Ryszard Kapuściński's walks followed a regular route. He began on Prokuratorska Street, turning at Wawelska and heading on to Pole Mokotowskie. The essay contains impressions and thoughts that arise from an ongoing observation of the neighbourhood. The writer's life was linked to the area since 1946 - the first Kapuściński family home was a small Finnish-style house on Wawelska Street.
"In 1945, a cluster of small, wooden single-family Finnish houses rose up at the corner of Wawelska Street and Niepodległości Avenue. Just after the war, we were assigned such a house, because at the time my father was working for the Communal Construction Company (Społeczne Przedsiębiorstwo Budowlane).
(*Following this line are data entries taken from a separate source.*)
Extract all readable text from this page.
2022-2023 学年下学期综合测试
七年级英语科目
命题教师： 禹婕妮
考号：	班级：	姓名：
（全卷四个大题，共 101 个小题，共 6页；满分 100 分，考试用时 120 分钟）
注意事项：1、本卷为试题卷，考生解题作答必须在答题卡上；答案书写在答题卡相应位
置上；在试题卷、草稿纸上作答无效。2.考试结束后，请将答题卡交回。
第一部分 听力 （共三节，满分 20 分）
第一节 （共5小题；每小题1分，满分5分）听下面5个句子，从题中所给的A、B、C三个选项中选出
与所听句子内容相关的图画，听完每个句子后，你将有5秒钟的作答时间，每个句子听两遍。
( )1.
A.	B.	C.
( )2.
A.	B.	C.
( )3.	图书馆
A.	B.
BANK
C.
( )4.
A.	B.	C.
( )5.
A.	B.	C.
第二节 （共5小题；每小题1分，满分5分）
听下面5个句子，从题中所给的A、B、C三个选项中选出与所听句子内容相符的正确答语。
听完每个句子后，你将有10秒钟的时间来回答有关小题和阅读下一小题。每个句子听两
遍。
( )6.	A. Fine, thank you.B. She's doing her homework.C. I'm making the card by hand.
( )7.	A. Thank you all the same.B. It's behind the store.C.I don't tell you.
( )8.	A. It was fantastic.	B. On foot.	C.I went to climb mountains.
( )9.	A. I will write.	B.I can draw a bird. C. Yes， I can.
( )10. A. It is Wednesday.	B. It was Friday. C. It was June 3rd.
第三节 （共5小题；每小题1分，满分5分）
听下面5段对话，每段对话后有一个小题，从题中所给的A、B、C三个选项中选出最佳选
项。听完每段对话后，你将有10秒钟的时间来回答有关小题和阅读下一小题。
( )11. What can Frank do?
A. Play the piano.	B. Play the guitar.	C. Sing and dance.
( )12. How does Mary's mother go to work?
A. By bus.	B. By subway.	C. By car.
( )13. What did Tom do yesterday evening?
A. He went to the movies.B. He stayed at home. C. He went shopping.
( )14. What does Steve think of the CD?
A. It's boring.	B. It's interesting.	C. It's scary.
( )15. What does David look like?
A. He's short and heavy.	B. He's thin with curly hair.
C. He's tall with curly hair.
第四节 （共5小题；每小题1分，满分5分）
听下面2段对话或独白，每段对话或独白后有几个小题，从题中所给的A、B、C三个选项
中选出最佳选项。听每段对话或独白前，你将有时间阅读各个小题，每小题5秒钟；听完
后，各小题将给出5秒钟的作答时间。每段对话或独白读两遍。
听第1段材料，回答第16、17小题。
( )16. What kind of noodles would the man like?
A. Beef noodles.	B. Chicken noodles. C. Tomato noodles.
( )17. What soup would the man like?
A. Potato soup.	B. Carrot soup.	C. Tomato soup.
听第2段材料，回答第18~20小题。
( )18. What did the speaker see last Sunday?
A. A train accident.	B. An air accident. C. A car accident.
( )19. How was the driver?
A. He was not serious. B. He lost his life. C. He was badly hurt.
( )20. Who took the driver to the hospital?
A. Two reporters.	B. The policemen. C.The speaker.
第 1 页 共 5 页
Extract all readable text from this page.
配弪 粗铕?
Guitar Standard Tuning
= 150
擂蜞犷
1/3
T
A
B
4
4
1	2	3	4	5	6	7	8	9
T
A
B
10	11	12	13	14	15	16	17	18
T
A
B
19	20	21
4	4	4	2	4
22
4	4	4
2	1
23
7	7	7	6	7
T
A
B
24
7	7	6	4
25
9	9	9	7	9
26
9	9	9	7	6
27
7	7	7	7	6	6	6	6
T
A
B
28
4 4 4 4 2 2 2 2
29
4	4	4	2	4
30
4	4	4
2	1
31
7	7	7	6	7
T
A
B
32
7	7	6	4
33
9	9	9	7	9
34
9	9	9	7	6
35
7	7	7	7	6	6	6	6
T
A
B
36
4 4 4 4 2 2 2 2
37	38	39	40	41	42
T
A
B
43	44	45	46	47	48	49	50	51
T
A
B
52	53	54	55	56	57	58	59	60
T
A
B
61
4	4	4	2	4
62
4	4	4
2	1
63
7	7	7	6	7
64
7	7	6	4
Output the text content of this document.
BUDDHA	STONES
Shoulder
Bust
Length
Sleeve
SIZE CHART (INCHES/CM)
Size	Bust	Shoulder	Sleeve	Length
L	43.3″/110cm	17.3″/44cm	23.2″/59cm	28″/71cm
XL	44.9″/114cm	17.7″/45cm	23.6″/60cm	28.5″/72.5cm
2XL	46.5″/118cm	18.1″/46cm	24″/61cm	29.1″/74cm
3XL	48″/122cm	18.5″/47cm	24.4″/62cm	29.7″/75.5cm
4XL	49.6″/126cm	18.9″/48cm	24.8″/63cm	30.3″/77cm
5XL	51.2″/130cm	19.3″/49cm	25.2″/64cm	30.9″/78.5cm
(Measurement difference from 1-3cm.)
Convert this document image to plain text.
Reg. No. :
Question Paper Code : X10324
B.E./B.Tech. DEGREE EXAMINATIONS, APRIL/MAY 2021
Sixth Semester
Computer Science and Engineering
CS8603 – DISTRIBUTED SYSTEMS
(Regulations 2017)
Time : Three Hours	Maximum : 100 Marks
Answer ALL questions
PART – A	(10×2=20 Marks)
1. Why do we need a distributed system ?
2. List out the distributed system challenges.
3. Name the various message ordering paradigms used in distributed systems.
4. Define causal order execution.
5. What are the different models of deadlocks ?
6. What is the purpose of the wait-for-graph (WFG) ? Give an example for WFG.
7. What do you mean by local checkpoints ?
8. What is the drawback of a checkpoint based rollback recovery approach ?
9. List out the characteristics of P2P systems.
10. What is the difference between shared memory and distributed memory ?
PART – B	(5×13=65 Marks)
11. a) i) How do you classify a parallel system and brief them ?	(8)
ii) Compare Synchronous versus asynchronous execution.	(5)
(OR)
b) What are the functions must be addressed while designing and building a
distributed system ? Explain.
This cramped house without a bathroom, without central heating, was a luxury, it was a joy, since hitherto we'd been crowding (as a family of four) into a tiny kitchen, in ruins, in the area of cement and brick warehouses by Srebrna Street, near the so-called 'Siberia' railroad (people were sent off to Siberia from here)," recalled Kapuściński.
The Kapuścińskis' house is still intact and an important element of this route. In the future it will become a museum dedicated to the writer. It continues along a dirt path by the Municipal Sanitation Department, then veers in the direction of the playground and circles the pond, continuing on in the direction of the National Library. Along the route are 14 points providing information on the writer, with quotes from his writing and photographs.
The route begins just beside the electronics market at the corner of Wawelska Street and Niepodległości Avenue. The start is marked with coloured post symbolising the first "chapter" of the route. At the very end, along the stairs leading up to the Library building, beside the Neolithic circle of boulders, the titles of Kapuściński's books are posted.
For Kapuściński, Pole Mokotowskie (Mokotów Fields) is permeated with memories. In My Morning Walk he describes passing through cluster of fruit trees, an unusual sight in a public park.
"An orchard, here in a public park? Yes, because these are trees planted by Mr. Stelmach, the tramway conductor, who turns out to have also been a gardener and planter. Mr. Stelmach is no longer living, but his trees are still standing, and the apples, pears and plums will be picked by local children in summer, and adventurous drunks too, who gather here in the gentle shade to have a bottle of cheap booze."
Ryszard Kapuściński wrote about the idea of My Morning Walk in his notes: "I'm making a circle of my life, I'm circling the world 1945-1995."
"Rysiek would have been fascinated with this path. The route for him was something magical, inspiring. During his morning walk, Ryszard pondered what he would write that day, so the path did have a sort of intermediary influence on his work. There is something very touching in the fact that a traveler has been commemorated not by a plaque or the naming of street, but by his own path," said Alicja Kapuścińska, the late writer's wife, at a National Library conference about the project.